われと和解せよ

文字数 904文字

 「ネコと和解せよ」というポスターだか看板だかが、ネット上で紹介されていた。かなり以前のことだが、あの発想に笑いが止まらなくなると同時に羨ましくなったものだ。該当の文言は最初からそんな内容だったわけではなく、風雨に曝されたがための自然脱落だったか誰かのイタズラだったか、撮影者の画像処理だったかによって後から作られたものである。「ネコ」というのは本来「神」の字だったのである。

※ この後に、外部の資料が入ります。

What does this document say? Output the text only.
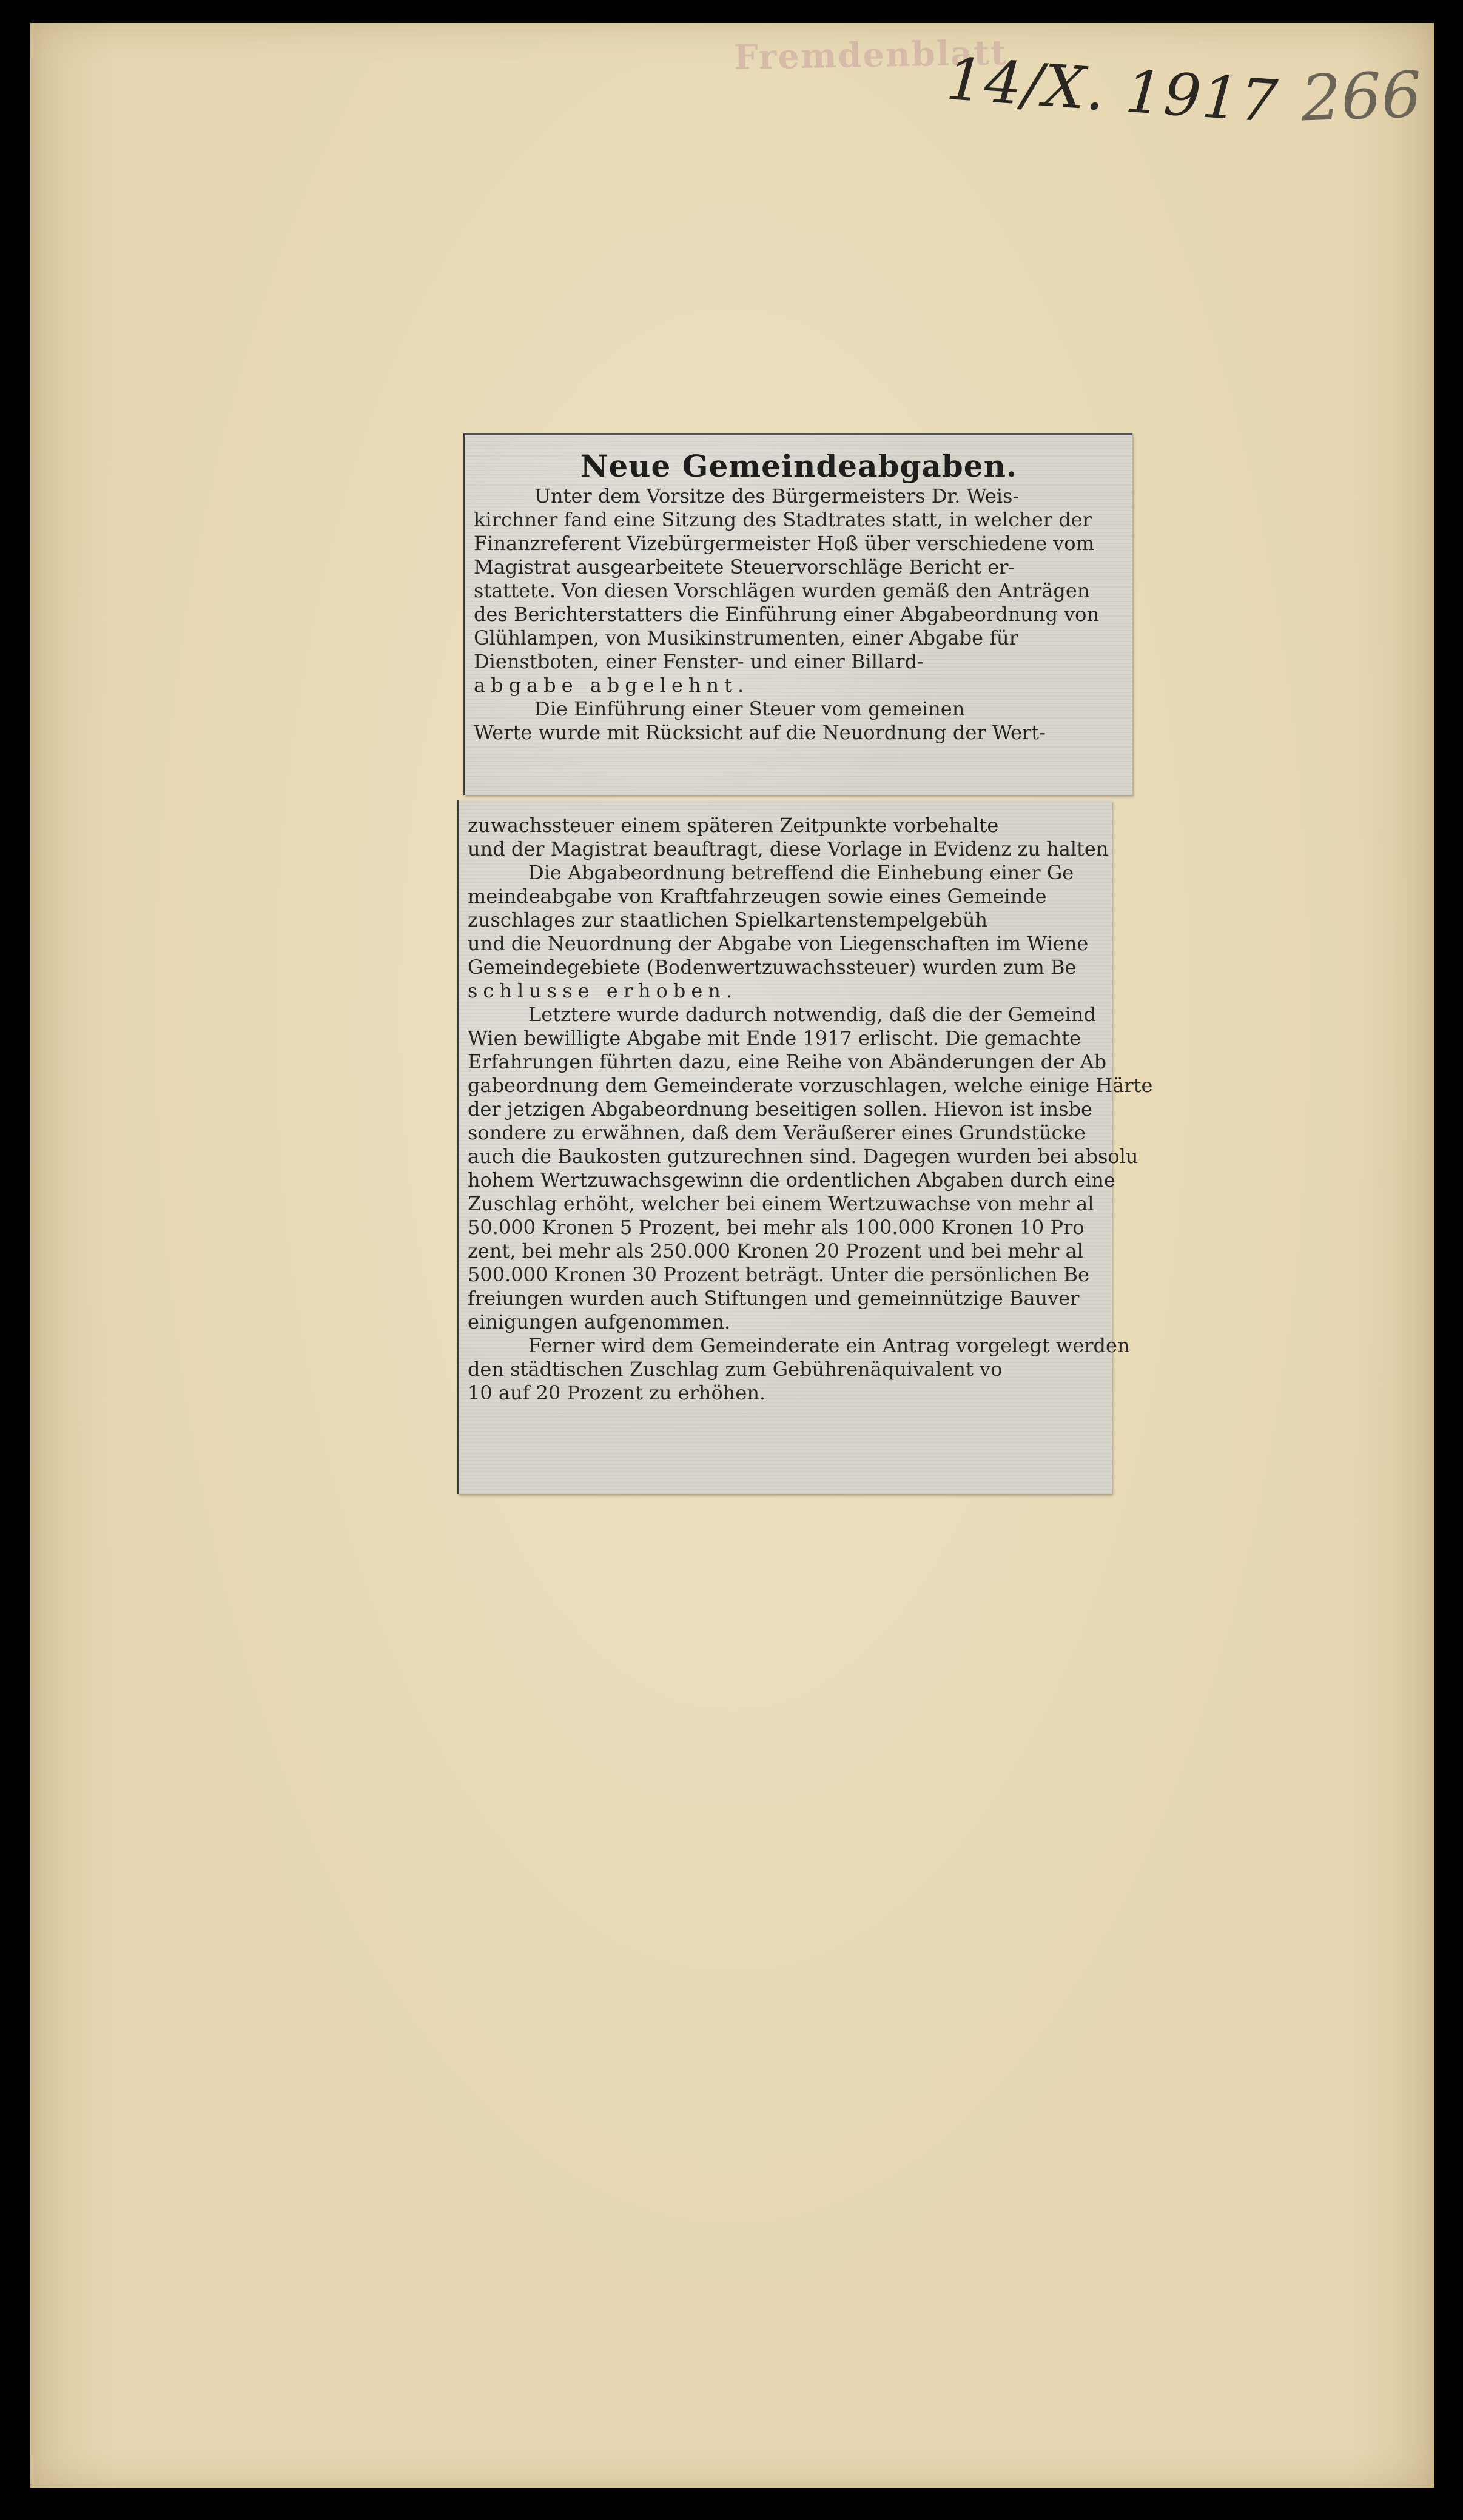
Fremdenblatt
14/X. 1917 266
Neue Gemeindeabgaben.
Unter dem Vorsitze des Bürgermeisters Dr. Weis-
kirchner fand eine Sitzung des Stadtrates statt, in welcher der
Finanzreferent Vizebürgermeister Hoß über verschiedene vom
Magistrat ausgearbeitete Steuervorschläge Bericht er-
stattete. Von diesen Vorschlägen wurden gemäß den Anträgen
des Berichterstatters die Einführung einer Abgabeordnung von
Glühlampen, von Musikinstrumenten, einer Abgabe für
Dienstboten, einer Fenster- und einer Billard-
abgabe abgelehnt.
Die Einführung einer Steuer vom gemeinen
Werte wurde mit Rücksicht auf die Neuordnung der Wert-
zuwachssteuer einem späteren Zeitpunkte vorbehalte
und der Magistrat beauftragt, diese Vorlage in Evidenz zu halten
Die Abgabeordnung betreffend die Einhebung einer Ge
meindeabgabe von Kraftfahrzeugen sowie eines Gemeinde
zuschlages zur staatlichen Spielkartenstempelgebüh
und die Neuordnung der Abgabe von Liegenschaften im Wiene
Gemeindegebiete (Bodenwertzuwachssteuer) wurden zum Be
schlusse erhoben.
Letztere wurde dadurch notwendig, daß die der Gemeind
Wien bewilligte Abgabe mit Ende 1917 erlischt. Die gemachte
Erfahrungen führten dazu, eine Reihe von Abänderungen der Ab
gabeordnung dem Gemeinderate vorzuschlagen, welche einige Härte
der jetzigen Abgabeordnung beseitigen sollen. Hievon ist insbe
sondere zu erwähnen, daß dem Veräußerer eines Grundstücke
auch die Baukosten gutzurechnen sind. Dagegen wurden bei absolu
hohem Wertzuwachsgewinn die ordentlichen Abgaben durch eine
Zuschlag erhöht, welcher bei einem Wertzuwachse von mehr al
50.000 Kronen 5 Prozent, bei mehr als 100.000 Kronen 10 Pro
zent, bei mehr als 250.000 Kronen 20 Prozent und bei mehr al
500.000 Kronen 30 Prozent beträgt. Unter die persönlichen Be
freiungen wurden auch Stiftungen und gemeinnützige Bauver
einigungen aufgenommen.
Ferner wird dem Gemeinderate ein Antrag vorgelegt werden
den städtischen Zuschlag zum Gebührenäquivalent vo
10 auf 20 Prozent zu erhöhen.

 ネコは一回に数分間しっかり構ってやれば満足するのだから、できれば相手をしてやれ、という飼育指南書を読んだのだが、本日のファーストコンタクトから約一時間、我が家のネコ様はいっこうに飽きる気配がない。性格にしても、気まぐれでもツンデレでもない、どこまでもベタベタでなおかつ聞き分けも基本的にはよいし、どうやら見た目はネコ、中身はイヌな不思議クリチャーを飼ってしまったようだ。
 と、そんなノロケは今はどうでもいい。んー、かわいいかわいい。よーしゃよしゃよしゃ。
 ──気を取り直して。自分の弱点の一つは、枠からはみ出しきれず、発想が小さくまとまりがちなことだと思っている。だから、漢字の一部を消して意味を変えてしまおう、なんて、クイズの設問でもない限りまず思いつけないのだ。クリエイター要素も求められる案件において、これは少なからず不利になる。何とかしたいのだが、何とかする方法が思いつけぬ。
 そんな話を職場の仲間にしたところ、彼は通話画面の向こうでしばらく言いにくそうにした後、のたもうた。「あの……たぬ丸さんって、そもそもの枠がずれて歪んでるんで。安心していいと思いますよ?」。そーかそーか、何を安心しろっつーんだ。別の心配が増えたじゃないかい。
 結局、様々な悩みにおいて和解すべきは他ならぬ自分自身なのだろうし、冷静に物事を捉えるためには自らの心と体をメンテナンスせねばならぬ。だから何はともあれ、飯を食って、ちゃんと寝て、炎天下には出ず、疲れたり体調が悪かったりしたら早めに休み、好きなものを愛で、昼寝をし、夜は墓場で運動会をし、風が吹いたら遅刻して、雨が降ったらお休みで……あれ? ええと、どっから間違っちゃったんだろうか……。